Les Moriacs, eux, restèrent sédentaires et votèrent un système monarchique aberrant en l'an 350, puis s'éteignirent lentement jusqu'en l'an 1000, dans l'indifférence la plus totale.

Globalement, le deuxième âge fut une époque plus pacifique pour la Terre de Fangh. Bien sûr, comme tous les huit cents ans, le Seigneur-Liche Razmor Wushrogg réapparut en 544 (et comme en 1244 du premier âge, il fut arrêté) ; évidemment, Gzor tenta d'asservir la Terre de Fangh en 999 (vainement) ; sans conteste, l'Empereur de Waldorg envisagea d'anéantir les sorciers en 824 (sans sucès) ; ne pas mentionner les révoltes bourgeoises à Glargh en 1414 concernant le prix de la bière serait une grave omission ; et que dire de ces historiens qui ne citent même pas l'invasion de la cité d'Alaykjdu par les Ogres migrateurs en 1496 ?
Mais le deuxième âge fut surtout celui de Goltor l'intrépide (492-577), Nain célèbre pour ses exploits et son bouclier triangulaire. Ce fut l'âge de la consécration de firmes spécialisés en bâtons magiques (Romorfal, 834), en esthétique (Institut Elfique Fanghien pour la Beauté Préservée, 842) ou en armement (Rue des Cogneurs, 892), ou l'âge de l'apparition des hommes-légumes (1012), bien que tout le monde s'en fiche éperdument.

Le deuxième jour de la décade des Moissons Tardives de l'an 1498 du deuxième âge, une étrange compagnie, a priori fière de ses haches, fit son apparition devant la porte du Donjon de Naheulbeuk - bâti en 370 par un type trop fortuné à son propre goût.

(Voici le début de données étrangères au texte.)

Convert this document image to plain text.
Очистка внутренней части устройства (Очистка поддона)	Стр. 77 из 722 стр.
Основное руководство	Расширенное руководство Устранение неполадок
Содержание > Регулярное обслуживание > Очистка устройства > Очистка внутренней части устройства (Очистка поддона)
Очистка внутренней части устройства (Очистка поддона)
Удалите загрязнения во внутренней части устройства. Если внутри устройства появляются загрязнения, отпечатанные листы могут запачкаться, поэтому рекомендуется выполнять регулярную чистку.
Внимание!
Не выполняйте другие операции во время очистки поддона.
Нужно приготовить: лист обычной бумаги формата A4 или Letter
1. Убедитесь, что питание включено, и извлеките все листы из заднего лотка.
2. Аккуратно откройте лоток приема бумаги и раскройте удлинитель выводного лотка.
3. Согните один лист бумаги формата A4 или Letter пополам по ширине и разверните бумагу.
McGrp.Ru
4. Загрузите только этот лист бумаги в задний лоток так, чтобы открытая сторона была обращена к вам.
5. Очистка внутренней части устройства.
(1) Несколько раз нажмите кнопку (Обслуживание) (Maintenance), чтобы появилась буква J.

Depuis, le Chaos reprit de plus belle : huit jours plus tard, des cultistes s'affrontèrent à Glargh pour tenter de résoudre l'affaire de la Couette de l'Oubli ; et encore quatorze jours après, le Sombre Katakak fit une gloutonne apparition dans le stade de la capitale.

Bref, tout ça pour dire qu'il y a de belles balades dans la région.